We wandered around the village some more, checked out the wine store, the bag store, and window shopped. We found a street fair/flea market, so we had to check that out. I bought myself a small sweet potato pie and dug in.
From there it was off to the west side docks on 14th and the Nomadic Museum. Interesting art, cooler building. The building is made of shipping containers and is designed to be able to pack itself up and move somewhere else. The art was photographs and video from Gregory Colbert. His work is mostly shots with animals at peace or cooperating with humans. Interesting style of prints – sepia tone, but almost a water color reproduction of the photographs.
I had wanted to try out The Spice Market for its take on asian street food (durian ice cream? I gotta try that), but it seems too be too popular – it was completely booked the entire time we were there. So we continued the asian theme and walked to Mooncake Foods. I highly recommend it. Very casual and unpretentious. We tried out the vietnamese summer rolls, miso salmon, lychee tea, and wonton soup. All of it was great.
After that we ran out of juice and headed back to the hotel.
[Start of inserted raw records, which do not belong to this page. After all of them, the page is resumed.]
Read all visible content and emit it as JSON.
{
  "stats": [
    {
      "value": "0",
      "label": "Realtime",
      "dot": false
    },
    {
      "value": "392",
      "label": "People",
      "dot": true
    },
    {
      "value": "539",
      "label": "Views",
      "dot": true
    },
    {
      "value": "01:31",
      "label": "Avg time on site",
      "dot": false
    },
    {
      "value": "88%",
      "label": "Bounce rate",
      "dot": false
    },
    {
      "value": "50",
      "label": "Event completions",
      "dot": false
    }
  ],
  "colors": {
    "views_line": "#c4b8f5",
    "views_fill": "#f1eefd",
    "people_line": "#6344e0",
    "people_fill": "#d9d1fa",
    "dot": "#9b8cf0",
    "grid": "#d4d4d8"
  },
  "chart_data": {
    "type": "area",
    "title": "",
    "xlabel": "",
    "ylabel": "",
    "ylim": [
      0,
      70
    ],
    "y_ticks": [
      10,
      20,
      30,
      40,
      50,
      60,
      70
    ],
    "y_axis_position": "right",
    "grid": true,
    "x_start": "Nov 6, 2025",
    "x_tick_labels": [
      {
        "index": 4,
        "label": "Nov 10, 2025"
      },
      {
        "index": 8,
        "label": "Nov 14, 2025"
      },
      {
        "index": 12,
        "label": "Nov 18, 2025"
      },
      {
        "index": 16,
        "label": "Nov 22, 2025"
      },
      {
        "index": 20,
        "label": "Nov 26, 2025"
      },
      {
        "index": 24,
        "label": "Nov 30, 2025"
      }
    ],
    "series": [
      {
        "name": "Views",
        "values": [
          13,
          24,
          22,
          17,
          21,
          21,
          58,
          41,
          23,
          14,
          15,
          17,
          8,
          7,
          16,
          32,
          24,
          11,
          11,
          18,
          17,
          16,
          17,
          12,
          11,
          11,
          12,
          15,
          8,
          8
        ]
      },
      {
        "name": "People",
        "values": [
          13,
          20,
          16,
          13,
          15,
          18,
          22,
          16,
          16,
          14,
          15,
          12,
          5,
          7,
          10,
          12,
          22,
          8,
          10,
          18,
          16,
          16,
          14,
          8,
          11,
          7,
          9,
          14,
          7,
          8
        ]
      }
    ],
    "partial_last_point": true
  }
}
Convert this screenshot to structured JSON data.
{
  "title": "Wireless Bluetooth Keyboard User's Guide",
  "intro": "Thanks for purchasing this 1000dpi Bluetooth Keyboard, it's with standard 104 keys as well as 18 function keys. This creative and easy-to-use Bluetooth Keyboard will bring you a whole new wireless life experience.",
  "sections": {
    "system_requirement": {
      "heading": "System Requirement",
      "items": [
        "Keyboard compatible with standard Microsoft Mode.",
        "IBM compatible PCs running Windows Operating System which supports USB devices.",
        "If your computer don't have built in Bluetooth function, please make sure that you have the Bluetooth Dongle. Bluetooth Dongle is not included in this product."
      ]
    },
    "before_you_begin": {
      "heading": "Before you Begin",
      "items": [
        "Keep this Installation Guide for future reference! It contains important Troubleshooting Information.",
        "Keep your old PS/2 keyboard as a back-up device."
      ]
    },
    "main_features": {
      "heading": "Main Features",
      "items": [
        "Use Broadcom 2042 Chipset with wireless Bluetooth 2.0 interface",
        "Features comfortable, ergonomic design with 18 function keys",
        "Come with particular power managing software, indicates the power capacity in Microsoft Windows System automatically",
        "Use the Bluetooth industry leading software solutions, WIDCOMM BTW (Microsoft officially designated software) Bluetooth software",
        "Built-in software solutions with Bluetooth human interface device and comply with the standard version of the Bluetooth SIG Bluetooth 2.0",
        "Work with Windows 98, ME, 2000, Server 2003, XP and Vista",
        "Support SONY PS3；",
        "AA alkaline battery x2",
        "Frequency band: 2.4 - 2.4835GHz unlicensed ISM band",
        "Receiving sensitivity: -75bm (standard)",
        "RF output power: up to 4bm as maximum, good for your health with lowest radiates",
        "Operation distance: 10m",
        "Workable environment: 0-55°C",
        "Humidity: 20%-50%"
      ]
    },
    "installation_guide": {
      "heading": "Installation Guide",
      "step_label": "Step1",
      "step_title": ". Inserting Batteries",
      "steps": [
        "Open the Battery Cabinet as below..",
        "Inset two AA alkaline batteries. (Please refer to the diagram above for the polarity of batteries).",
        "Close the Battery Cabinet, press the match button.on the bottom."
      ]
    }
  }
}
Not a bad day for running on 2 hours of sleep.
We woke up, grabbed some bagels, and headed over to the Easter Parade on 5th. It is not the kind of parade you expect. There is no bands, floats, or structure. It is just a bunch of people that made easter hats (or dressed in their best) parading around. It had it all. Super hats, possible nut-jobs, and fancy pants. It reminded me of Burning Man ; it had an unscripted exposition/expression/whatever vibe.
After a dirty water dog we walked over to the new MoMA. Last time we were here I saw the small Queens exhibit, so I was excited to check out the new building and the full collection. It is expensive ($20), but the new building is beautiful and I really enjoyed most of the art. That night we headed over to the UCB Theatre to see ASSSSCAT 3000, an improv show. Horatio Sanz and Owen Burke hosted and put on a good show.